Mengenai eksekusi mati 6 orang FPI hanya bisa dilakukan oleh regu penembak yang ditentukan undang-undang dan hanya bisa dilaksanakan setelah ada putusan pidana mati yang berkekuatan hukum sedangkan regu polisi hanya ditugaskan untuk memanggil Habib Rizieq Shihab, bukan untuk eksekusi hukuman mati.
Artinya, tindakan menghilangkan nyawa orang lain tanpa pengadilan regu penembak yang ditentukan undang-undang dan hanya bisa dilaksanakan setelah ada putusan pidana mati yang berkekuatan hukum tetap mengenai 6 orang FPI tersebut.
Komnas HAM telah mengantongi bukti CCTV Jalan Tol Cikampek terkait bentrok FPI-polisi, namun perlu dianalisis lebih lanjut. Ini yang sangat tidak manusiawi karena sudah melanggar HAM.Â
 Hak Asasi Manusia dan hukum harus terus ditingkatkan agar tercipta iklim yang damai, aman, serta nyaman di Indonesia. Pemerintah Jokowi belum komitmen untuk menyelesaikan kasus-kasus terkait pelanggaran HAM masa lalu.
6. Polarisasi Hilang Dari Aswaja dan Marhaenisme
Partai Indonesia mudah polarisasi mengenai suatu isu terutama pelanggaran HAM. Polarisasi politik dari partai di DPR tak melulu buruk untuk kepercayaan (trust) di masyarakat. Sikap saling percaya merupakan elemen dasar dari modal sosial bagi demokrasi, bukan?
Polarisasi berbasis ASWAJA dan MARHAENISME, tidak akan muncul kembali karena mereka telah memiliki titik temu politik kebangsaan dalam Islam Nusantara.
Libido akal sehat yang tumbuh subur dalam masyarakat telah menimbulkan munculnya imajinasi kolektif bercorak konstruktif. Hasil interferensi konstruktif ke arah sudut lebih baik demokrasi Indonesia bergantung pada posisi fase gelombang rakyat tersebut.
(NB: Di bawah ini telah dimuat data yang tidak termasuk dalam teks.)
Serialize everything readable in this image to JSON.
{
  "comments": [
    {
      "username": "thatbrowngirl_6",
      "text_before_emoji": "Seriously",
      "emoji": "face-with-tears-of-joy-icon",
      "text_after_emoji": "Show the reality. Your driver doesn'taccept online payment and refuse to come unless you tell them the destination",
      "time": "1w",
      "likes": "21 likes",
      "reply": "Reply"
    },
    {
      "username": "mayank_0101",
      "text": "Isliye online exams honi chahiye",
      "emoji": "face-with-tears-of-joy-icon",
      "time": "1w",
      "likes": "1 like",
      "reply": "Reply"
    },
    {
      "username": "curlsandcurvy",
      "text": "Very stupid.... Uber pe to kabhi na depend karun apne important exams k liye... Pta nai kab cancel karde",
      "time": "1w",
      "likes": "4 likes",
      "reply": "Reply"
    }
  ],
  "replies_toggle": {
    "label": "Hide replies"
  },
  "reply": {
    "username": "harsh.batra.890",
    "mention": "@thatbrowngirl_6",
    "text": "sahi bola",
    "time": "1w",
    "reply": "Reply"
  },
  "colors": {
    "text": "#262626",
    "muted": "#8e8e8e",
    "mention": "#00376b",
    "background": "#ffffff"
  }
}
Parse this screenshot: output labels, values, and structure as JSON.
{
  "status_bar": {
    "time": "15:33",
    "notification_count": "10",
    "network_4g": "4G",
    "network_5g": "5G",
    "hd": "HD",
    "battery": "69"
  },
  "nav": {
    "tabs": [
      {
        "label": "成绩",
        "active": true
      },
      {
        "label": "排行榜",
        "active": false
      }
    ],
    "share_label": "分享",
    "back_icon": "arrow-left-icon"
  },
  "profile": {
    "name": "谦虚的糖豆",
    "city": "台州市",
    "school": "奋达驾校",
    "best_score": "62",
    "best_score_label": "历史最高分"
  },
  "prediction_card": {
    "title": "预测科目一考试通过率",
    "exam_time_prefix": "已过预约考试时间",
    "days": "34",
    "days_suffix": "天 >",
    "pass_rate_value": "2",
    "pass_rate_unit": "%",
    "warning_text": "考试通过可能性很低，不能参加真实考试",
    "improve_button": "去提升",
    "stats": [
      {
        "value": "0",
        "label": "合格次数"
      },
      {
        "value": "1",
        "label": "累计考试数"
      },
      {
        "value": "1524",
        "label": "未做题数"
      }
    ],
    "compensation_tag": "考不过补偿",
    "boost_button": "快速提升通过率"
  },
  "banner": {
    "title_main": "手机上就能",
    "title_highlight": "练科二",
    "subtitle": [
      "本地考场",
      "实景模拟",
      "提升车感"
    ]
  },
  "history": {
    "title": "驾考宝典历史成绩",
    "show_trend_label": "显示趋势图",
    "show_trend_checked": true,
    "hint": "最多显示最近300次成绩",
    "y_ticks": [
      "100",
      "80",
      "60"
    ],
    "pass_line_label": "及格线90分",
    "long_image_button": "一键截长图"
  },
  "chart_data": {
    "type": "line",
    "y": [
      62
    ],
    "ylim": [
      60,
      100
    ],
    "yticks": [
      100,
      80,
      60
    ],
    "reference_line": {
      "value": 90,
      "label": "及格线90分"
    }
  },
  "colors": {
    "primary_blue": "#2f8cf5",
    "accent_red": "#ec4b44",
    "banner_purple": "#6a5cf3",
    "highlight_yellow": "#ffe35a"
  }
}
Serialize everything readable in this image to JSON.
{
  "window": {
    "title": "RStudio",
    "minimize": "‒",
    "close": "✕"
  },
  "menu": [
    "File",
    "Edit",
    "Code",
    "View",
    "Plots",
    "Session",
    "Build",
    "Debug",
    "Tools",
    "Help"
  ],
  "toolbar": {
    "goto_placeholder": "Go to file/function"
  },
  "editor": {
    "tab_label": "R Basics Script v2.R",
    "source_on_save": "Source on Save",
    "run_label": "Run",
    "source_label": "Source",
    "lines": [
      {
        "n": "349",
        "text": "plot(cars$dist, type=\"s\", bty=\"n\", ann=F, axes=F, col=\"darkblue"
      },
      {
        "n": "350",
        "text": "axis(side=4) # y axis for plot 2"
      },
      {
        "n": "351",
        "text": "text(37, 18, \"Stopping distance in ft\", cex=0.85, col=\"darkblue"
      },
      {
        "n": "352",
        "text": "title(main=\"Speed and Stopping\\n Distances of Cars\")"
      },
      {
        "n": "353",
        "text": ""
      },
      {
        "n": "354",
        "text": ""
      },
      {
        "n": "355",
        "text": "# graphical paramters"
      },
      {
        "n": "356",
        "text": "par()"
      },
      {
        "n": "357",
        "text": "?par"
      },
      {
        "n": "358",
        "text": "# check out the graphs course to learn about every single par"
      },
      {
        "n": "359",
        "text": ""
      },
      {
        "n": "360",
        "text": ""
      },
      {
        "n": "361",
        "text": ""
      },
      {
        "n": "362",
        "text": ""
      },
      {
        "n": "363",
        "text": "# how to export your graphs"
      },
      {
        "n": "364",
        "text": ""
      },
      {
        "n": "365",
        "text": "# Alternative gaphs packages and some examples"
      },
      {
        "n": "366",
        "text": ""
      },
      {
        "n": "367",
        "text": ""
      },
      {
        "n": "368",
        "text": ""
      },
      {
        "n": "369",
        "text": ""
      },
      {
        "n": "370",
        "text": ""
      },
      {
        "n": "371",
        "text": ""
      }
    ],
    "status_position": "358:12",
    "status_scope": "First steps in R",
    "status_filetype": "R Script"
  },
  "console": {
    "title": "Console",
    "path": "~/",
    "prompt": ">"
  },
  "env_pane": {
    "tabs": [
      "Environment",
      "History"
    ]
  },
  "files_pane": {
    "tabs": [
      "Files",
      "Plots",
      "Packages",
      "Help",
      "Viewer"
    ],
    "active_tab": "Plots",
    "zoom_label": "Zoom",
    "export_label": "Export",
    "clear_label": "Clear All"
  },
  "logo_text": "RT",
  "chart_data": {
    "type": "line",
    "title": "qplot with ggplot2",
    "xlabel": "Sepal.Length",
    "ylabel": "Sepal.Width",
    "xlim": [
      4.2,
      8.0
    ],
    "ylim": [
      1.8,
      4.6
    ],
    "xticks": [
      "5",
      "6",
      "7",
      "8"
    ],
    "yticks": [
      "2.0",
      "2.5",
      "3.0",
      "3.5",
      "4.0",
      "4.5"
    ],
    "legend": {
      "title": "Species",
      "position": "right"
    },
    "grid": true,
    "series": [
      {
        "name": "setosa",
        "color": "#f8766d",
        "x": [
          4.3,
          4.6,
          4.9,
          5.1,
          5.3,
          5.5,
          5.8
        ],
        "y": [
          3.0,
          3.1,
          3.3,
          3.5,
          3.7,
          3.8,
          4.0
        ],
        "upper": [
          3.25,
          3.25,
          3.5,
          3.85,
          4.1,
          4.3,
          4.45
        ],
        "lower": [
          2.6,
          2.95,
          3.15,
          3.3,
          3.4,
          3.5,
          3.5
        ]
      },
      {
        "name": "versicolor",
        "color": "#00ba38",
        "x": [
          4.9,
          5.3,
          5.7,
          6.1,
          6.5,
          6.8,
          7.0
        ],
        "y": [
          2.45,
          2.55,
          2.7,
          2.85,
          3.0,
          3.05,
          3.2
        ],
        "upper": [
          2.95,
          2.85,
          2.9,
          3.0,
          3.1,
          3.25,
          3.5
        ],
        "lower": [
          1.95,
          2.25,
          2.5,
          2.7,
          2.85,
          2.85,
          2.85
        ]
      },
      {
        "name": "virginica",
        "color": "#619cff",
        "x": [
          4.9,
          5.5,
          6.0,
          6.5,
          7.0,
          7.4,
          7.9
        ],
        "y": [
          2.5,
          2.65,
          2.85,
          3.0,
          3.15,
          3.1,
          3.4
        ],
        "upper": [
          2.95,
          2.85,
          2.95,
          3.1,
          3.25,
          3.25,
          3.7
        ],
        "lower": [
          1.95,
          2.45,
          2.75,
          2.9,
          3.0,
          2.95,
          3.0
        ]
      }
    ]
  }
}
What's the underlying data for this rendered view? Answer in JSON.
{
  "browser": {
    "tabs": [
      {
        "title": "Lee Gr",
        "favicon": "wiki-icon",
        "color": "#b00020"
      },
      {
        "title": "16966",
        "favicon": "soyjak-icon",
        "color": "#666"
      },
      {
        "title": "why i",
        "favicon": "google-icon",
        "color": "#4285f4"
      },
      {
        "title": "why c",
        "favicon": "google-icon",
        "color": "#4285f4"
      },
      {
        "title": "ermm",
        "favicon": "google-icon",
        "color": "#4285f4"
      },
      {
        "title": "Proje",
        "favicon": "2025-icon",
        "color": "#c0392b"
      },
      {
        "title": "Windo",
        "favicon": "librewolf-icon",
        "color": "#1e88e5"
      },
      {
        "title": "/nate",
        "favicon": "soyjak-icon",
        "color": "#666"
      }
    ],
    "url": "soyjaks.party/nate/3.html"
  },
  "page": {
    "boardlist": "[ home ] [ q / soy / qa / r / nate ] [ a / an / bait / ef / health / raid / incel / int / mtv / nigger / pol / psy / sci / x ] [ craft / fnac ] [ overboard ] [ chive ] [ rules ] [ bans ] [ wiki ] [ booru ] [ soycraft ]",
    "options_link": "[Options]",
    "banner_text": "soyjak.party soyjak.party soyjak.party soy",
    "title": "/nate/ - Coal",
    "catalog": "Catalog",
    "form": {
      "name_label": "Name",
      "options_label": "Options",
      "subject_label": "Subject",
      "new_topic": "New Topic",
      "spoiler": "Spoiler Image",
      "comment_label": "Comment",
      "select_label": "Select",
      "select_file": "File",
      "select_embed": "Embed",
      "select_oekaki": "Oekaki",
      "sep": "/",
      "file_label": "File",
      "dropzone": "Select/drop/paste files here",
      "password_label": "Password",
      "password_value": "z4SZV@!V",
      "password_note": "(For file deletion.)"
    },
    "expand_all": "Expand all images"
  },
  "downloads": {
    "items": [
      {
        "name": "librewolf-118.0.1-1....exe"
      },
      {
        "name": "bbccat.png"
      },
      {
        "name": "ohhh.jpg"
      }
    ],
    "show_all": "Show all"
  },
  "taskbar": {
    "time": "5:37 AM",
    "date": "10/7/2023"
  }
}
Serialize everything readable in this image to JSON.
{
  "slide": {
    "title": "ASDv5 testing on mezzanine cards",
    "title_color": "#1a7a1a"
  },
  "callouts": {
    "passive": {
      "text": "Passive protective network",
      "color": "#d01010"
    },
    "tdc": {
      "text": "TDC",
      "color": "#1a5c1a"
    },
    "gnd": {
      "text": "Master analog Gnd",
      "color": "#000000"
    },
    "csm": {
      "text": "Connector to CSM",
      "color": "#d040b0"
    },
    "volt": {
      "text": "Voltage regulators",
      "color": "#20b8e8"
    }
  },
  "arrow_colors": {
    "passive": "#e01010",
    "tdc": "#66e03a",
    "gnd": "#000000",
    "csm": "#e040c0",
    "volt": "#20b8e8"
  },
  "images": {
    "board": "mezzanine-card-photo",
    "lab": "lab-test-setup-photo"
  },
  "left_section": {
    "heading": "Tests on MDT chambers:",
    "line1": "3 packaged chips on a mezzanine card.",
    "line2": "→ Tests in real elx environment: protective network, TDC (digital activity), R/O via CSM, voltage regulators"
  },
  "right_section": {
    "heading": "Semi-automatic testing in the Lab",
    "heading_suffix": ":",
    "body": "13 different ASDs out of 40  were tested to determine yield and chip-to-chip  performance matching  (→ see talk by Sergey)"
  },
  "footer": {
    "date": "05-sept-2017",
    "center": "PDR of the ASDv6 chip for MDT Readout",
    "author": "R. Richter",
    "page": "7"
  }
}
7. Polarisasi Masyarakat Berbasis Pelanggaran HAM
Isu polarisasi tidak hanya dibentuk oleh ideologi antara kelompok ASWAJA dan MARHAENISME. Menurut penulis, bagi kedua kelompok untuk menyebarkan opini terkait kebijakan membunuh 6 orang FPI yang mereka setujui atau tidak setujui berdasarkan ayat konstitusi membahas HAM.
Efeknya, pemerintah tidak hanya dituntut lebih transparan dan akuntabel, namun DPR harus memiliki justifikasi yang rasional untuk tiap kebijakannya jika mereka tidak ingin dikritik habis-habisan hingga timbul ketidakstabilan demokrasi.